Division spatiale du travail et mondialisation de l’économie

Une première entrée pour tenter de mieux se représenter les limites qui seraient atteintes concerne le mouvement de mondialisation de l’économie. Autre traduction concrète de l’accélération séculaire que vit notre société, cette extension à la planète de notre sphère d’échange, sur laquelle on reviendra spécifiquement au chapitre 5, a longtemps renforcé la structuration fordiste de notre système économique. Elle a par exemple été, et elle demeure encore dans une très large mesure, un facteur important de massification de la production et d’économie d’échelle. Son accentuation n’en induit pas moins des conséquences porteuses de déviances par rapport aux schémas qui ont prévalu pendant la longue période de croissance de l’après-guerre.

Il en va ainsi des dynamiques de localisation des activités en Europe, et de manière plus spécifique sur le territoire français. La logique fordiste présente d’une part des méthodes de standardisation de la production, de parcellisation du travail et d’organisation cloisonnée au sein des entreprises. Elle réussit d’autre part à garantir la cohérence de l’ensemble notamment grâce à l’intégration verticale des firmes.

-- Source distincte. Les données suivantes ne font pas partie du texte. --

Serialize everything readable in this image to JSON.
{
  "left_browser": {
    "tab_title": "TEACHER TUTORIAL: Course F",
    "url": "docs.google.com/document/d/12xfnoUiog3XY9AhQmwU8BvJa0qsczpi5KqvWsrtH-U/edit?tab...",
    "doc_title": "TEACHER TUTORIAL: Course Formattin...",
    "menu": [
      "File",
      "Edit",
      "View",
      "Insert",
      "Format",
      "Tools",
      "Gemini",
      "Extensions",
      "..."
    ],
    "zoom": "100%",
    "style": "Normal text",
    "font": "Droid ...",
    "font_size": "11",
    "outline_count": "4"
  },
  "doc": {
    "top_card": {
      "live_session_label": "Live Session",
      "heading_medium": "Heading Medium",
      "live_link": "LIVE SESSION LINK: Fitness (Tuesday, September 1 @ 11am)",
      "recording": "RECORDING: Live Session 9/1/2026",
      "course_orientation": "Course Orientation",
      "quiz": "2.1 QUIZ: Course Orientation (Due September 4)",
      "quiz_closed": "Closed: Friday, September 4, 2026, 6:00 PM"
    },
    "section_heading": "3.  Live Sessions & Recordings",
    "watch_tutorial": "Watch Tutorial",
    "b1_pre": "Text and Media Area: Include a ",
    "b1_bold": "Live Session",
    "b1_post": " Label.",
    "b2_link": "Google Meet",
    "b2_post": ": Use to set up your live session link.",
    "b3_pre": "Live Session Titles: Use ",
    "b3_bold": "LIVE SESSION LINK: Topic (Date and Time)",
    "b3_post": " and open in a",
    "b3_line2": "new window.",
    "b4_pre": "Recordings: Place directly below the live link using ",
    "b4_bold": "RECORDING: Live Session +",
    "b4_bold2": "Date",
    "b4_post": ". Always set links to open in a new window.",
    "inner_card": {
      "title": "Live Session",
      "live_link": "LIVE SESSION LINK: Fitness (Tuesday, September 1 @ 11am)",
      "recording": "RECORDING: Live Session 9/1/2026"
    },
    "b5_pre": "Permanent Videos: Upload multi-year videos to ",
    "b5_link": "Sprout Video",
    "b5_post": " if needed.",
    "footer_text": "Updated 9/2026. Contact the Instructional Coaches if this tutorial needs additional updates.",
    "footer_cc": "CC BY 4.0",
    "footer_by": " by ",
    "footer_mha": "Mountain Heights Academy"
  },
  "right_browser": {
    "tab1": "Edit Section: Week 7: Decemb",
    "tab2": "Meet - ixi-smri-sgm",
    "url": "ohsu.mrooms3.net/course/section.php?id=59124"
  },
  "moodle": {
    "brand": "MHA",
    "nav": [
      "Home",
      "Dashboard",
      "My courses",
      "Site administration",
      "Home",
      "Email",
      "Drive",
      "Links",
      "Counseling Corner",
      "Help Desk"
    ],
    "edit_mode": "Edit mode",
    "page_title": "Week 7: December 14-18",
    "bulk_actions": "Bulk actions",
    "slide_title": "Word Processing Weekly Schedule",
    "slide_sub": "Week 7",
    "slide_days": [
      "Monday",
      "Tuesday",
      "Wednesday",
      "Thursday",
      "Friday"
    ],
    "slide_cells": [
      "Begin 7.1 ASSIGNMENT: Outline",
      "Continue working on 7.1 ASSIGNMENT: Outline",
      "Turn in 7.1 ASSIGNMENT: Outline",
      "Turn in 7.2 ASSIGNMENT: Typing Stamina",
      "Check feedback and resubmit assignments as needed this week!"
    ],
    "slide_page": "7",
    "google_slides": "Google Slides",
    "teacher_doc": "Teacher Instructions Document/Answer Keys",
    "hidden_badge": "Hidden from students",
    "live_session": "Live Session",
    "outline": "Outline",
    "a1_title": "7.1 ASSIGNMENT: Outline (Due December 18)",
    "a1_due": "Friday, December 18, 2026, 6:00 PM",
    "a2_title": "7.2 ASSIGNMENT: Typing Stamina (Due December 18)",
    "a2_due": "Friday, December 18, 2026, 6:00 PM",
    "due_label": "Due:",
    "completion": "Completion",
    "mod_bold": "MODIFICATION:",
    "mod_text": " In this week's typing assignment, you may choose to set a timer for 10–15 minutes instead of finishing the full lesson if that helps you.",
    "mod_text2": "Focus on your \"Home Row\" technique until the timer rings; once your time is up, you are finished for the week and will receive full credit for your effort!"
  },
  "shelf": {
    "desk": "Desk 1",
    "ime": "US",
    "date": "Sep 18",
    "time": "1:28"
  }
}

De la sorte, elle permet, ou même appelle, la délocalisation des tâches de simple exécution vers les zones où la main d’oeuvre est la moins onéreuse (58). Le développement des interelations économiques au niveau de la planète n’est parvenu que peu à peu à faire s’interpénétrer les marché de main d’oeuvre des différentes parties du monde. Pendant toute cette période, grossièrement jusqu’aux années 70, les dynamiques spatiales liées à ce régime d’accumulation fordiste ont donc favorisé l’industrialisation de vastes zones encore essentiellement rurales en Europe. En France, c’est l’époque à laquelle l’ouest du pays en particulier a attiré les usines de montage que les grandes firmes évacuaient de Paris. Aujourd’hui, les conditions sont réunies pour que ces industries de main d’oeuvre soient en mesure de mobiliser, en Afrique du nord, en Asie du sud-est, en Amérique latine, et désormais en Europe de l’est, une force de travail d’un niveau de coût et de productivité qui les satisfasse davantage. La mécanique de diffusion de l’industrie sur l’ensemble du territoire français est alors d’autant plus affaiblie que les inégalités régionales de coûts salariaux se sont fortement atténuées sur la longue période (Mabile, 1983 ; Brutel, 1998).

Traité ainsi, cet exemple illustre une modification importante des conséquences spatiales de la logique fordiste. Il met en lumière l’un des aspects par lesquels les années 80 s’opposent aux années 60. Mais il ne s’attaque pas aux fondements même de cette logique. Celle-ci semble demeurer intacte. Elle ne voit se modifier que l’échelle géographique de ses implications. En revanche, on peut poursuivre le raisonnement en indiquant que cette évolution vers une économie planétaire accompagne et renforce la décroissance de l’importance relative du secteur productif dans les économies occidentales, accentuant l’orientation de ces dernières vers le secteur tertiaire. La porte est ainsi ouverte qui permet d’apercevoir comme contrepartie à la mondialisation, la croissance des besoins de gestion et de contrôle de circuits d’échanges et de réseau d’interactions qui se complexifient. Saskia Sassen (1991) fait de cette évolution l’un des moteurs essentiels du développement actuel des activités de services aux entreprises. Cette extension planétaire des échanges contribue du même coup fortement à la dynamique de métropolisation, comme cela sera détaillé dans le chapitre 9 consacré à l’analyse spatiale. On mesure alors que l’extension des aires de marchés ne conduit pas seulement à un changement d’échelle géographique de l’organisation fordiste, mais aussi à un changement de nature. La mondialisation de l’économie lue comme facteur d’accentuation de la concurrence entre producteurs participe également à cette remise en cause plus radicale.

Notes
58.

()011Cette division spatiale du travail a été analysée par entre autre Philippe Aydalot (1976) autour du schéma classique d’opposition Centre-Périphérie. Par rapport au centre, les modes de vie des populations des régions périphériques induisent des coûts salariaux moins élevés, alors même que les normes de productivité y sont très proches. La localisation dans ces « périphéries » des unités de production employant une main d’oeuvre non qualifiée vise naturellement à récupérer ce différentiel.